A Look at Transformation
Moving through messy challenges of life and finding ourselves on the other side
“Equanimity is the ability to meet disturbance without disturbance.” —Angeles Arrien
I may not have the answers to our world problems, but I do know that if we can keep breathing into the pain, the fear, the discomfort — with equanimity, patience, and awareness — we will find ourselves on the other side of something much grander.

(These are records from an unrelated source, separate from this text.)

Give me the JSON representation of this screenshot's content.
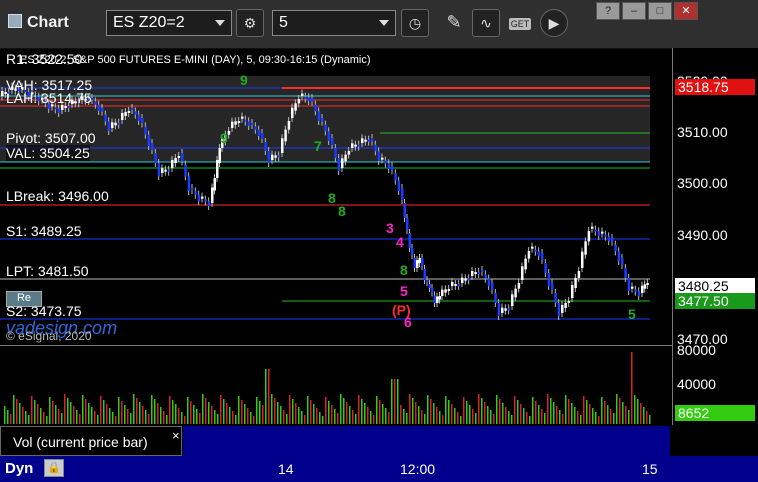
{
  "window": {
    "title": "Chart",
    "controls": [
      "?",
      "–",
      "□",
      "✕"
    ]
  },
  "toolbar": {
    "symbol": "ES Z20=2",
    "interval": "5",
    "icons": [
      "gear-icon",
      "clock-icon",
      "pencil-icon",
      "indicator-icon",
      "get-data-icon",
      "play-icon"
    ],
    "get_label": "GET"
  },
  "chart": {
    "header": "ES Z20-2, S&P 500 FUTURES E-MINI (DAY), 5, 09:30-16:15 (Dynamic)",
    "levels": {
      "r1": "R1: 3522.50",
      "vah": "VAH: 3517.25",
      "lah": "LAH: 3514.75",
      "pivot": "Pivot: 3507.00",
      "val": "VAL: 3504.25",
      "lbreak": "LBreak: 3496.00",
      "s1": "S1: 3489.25",
      "lpt": "LPT: 3481.50",
      "s2": "S2: 3473.75"
    },
    "price_ticks": [
      "3520.00",
      "3510.00",
      "3500.00",
      "3490.00",
      "3480.25",
      "3477.50",
      "3470.00"
    ],
    "last_price": "3518.75",
    "current_price": "3480.25",
    "other_price": "3477.50",
    "markers": [
      "9",
      "8",
      "3",
      "4",
      "5",
      "(P)",
      "6",
      "5",
      "8",
      "8",
      "7",
      "9"
    ],
    "watermark": "vadesign.com",
    "copyright": "© eSignal, 2020",
    "badge": "Re",
    "colors": {
      "up": "#ffffff",
      "down": "#1a3cff",
      "red_line": "#ff2a2a",
      "green_line": "#22bb22",
      "blue_line": "#1a3cff",
      "magenta": "#ff22cc"
    }
  },
  "volume": {
    "ticks": [
      "80000",
      "40000"
    ],
    "current": "8652",
    "study_label": "Vol (current price bar)",
    "close": "×"
  },
  "time_axis": {
    "labels": [
      "14",
      "12:00",
      "15"
    ],
    "mode": "Dyn",
    "lock_icon": "lock-icon"
  }
}
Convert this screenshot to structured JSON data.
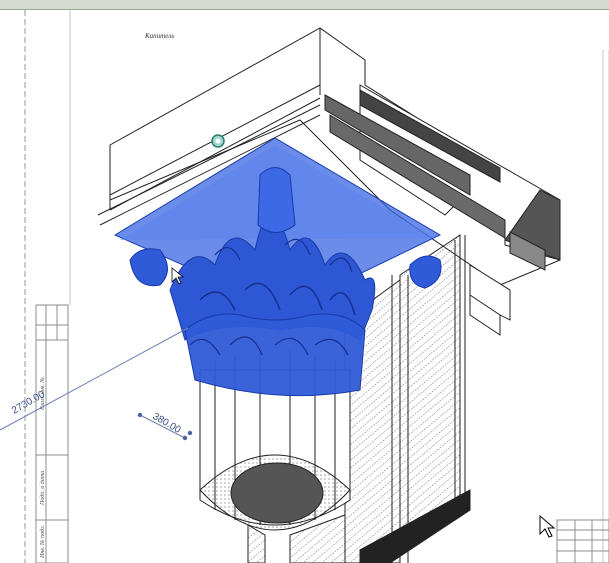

The beautiful poem below might help offer some perspective on what that might look like.
Ahhh 🙏🏼
Waiting
Poem by Leza Lowitz
You keep waiting for something to happen, the thing that lifts you out of yourself, catapults you into doing all the things you've put off the great things you're meant to do in your life, but somehow never quite get to. You keep waiting for the planets to shift the new moon to bring news, the universe to align, something to give. Meanwhile, the pile of papers, the laundry, the dishes the job – it all stacks up while you keep hoping for some miracle to blast down upon you, scattering the piles to the winds. Sometimes you lie in bed, terrified of your life. Sometimes you laugh at the privilege of waking. But all the while, life goes on in its messy way. And then you turn forty. Or fifty. Or sixty... and some part of you realizes you are not alone and you find signs of this in the animal kingdom when a snake sheds its skin its eyes glaze over, it slinks under a rock, not wanting to be touched, and when caterpillar turns to butterfly if the pupa is brushed, it will die – and when the bird taps its beak hungrily against the egg it's because the thing is too small, too small, and it needs to break out. And midlife walks you into that wisdom that this is what transformation looks like – the mess of it, the tapping at the walls of your life, the yearning and writhing and pushing, until one day, one day you emerge from the wreck embracing both the immense dawn and the dusk of the body, glistening, beautiful just as you are.
—From Poems of Awakening: An International Anthology of Spiritual Poetry, Edited by Betsy Small
Your turn…
What helps you move through pain and struggle?
What helps you find your equanimity and calm in the midst of personal and global storms?
I try to sit with it and feel all the things that the situation raises in me without reacting, blaming or distracting myself by being busy ( and geting exhausted) So... I take myself through a process based on some shaman practitioner training I did and ask myself. 1) What is acually happening?
What are the facts? 2)What are my thoughts, feelings and beliefs -what stories am I telling myself about myself or others ( which may not be true!!) 3) What might be possible ?.. without these stories or dramas I play in to 4) Maybe something new might open up ? Someting unexpected because I've let the light in rather than staying down with the weeds. I works for me if I am not too triggered but I am human and know that I sometimes just REACT!! Then I need to look at myself and ask the basic questions- am I hungry? have I eaten? Have I slept/rested enough? am I tired? Am I lonely or been with too many people for too long......... for me it's about change. If I want things to be differrent I have to change ( even through gritted teeth at times!) Doing the same thing again and again or reacting in the same way expecting a different result is actually crazy!
Oh and if I’m overwhelmed I pick one thing to clean. Do one thing - wash the bins, fold the laundry, sort one drawer. It helps!